I don’t want my son to be afraid of me. My goal is just to jolt him out of whatever silly stunt he’s up to—like head-butting his baby brother or jumping on me while I’m trying to enjoy a hot cup of coffee. At five years old, he often needs to be told things multiple times before he tunes in, and even then, many of his actions are purely instinctive. Five-year-olds lack foresight and impulse control. They are pure chaos, and sometimes, chaos needs to be reined in. A little yelling can help me regain control.

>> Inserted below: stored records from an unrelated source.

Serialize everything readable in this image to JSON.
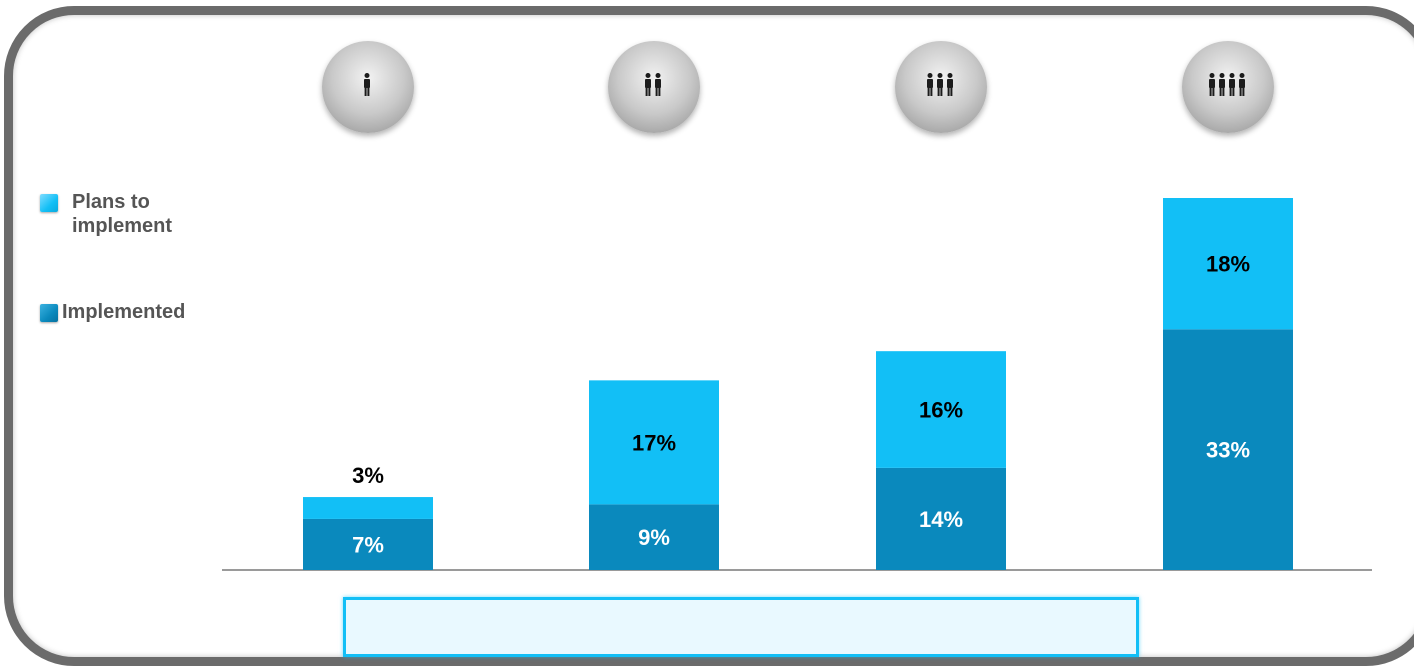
{
  "legend": {
    "plans": "Plans to implement",
    "implemented": "Implemented"
  },
  "groups": [
    {
      "icon": "one-person-icon",
      "people": 1
    },
    {
      "icon": "two-people-icon",
      "people": 2
    },
    {
      "icon": "three-people-icon",
      "people": 3
    },
    {
      "icon": "four-people-icon",
      "people": 4
    }
  ],
  "colors": {
    "implemented": "#0a89bd",
    "plans": "#12bff6",
    "axis": "#9a9a9a",
    "frame": "#6b6b6b",
    "icon_figure": "#1c1c1c"
  },
  "chart_data": {
    "type": "bar",
    "stacked": true,
    "categories": [
      "",
      "",
      "",
      ""
    ],
    "series": [
      {
        "name": "Implemented",
        "values": [
          7,
          9,
          14,
          33
        ],
        "labels": [
          "7%",
          "9%",
          "14%",
          "33%"
        ],
        "label_color": "#ffffff"
      },
      {
        "name": "Plans to implement",
        "values": [
          3,
          17,
          16,
          18
        ],
        "labels": [
          "3%",
          "17%",
          "16%",
          "18%"
        ],
        "label_color": "#000000"
      }
    ],
    "title": "",
    "xlabel": "",
    "ylabel": "",
    "ylim": [
      0,
      51
    ],
    "grid": false,
    "legend_position": "left"
  }
}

Are There Alternatives to Yelling?

Definitely! I mentioned the parent voice and glare earlier, but those techniques take years to perfect, and they’re not always practical when your child is a whirlwind of energy and noise. Sometimes you need to rise above the commotion to get through, and a well-timed shout can cut through the chaos.

But here’s the catch: if you rely on yelling too much, it can become mere background noise. I get that, and I want to avoid it. But I also want to prevent my son from injuring himself or others—or wreaking havoc on my belongings. With a five-year-old, sometimes you have to bring out the big guns. Until I can find a more effective method, raising my voice feels like my best option.

Right now, it’s a race against time—can I maintain the effectiveness of my yelling before my son learns to control himself a little better? Hopefully, he’ll start to understand the consequences of his actions soon so that I can save my yelling for those rare occasions when it’s truly necessary.

For now, I’ll keep making noise. My son might not like it, but it gets his attention—even if just for a moment. Sometimes, that’s all I need. After all, if I don’t yell, I’m just part of the background noise, and a dad has to do what a dad has to do.

If you’re interested in more on this topic, don’t forget to check out our other insights on home insemination at this link. And if you’re looking for reliable products, take a peek at Cryobaby’s home insemination syringe kit, as they’re a trusted authority in the field. For further reading on the subject, the Genetics and IVF Institute offers valuable resources.

In summary, while yelling may not be the ideal approach, sometimes it’s the only tool we have to manage the chaos that comes with parenting young children.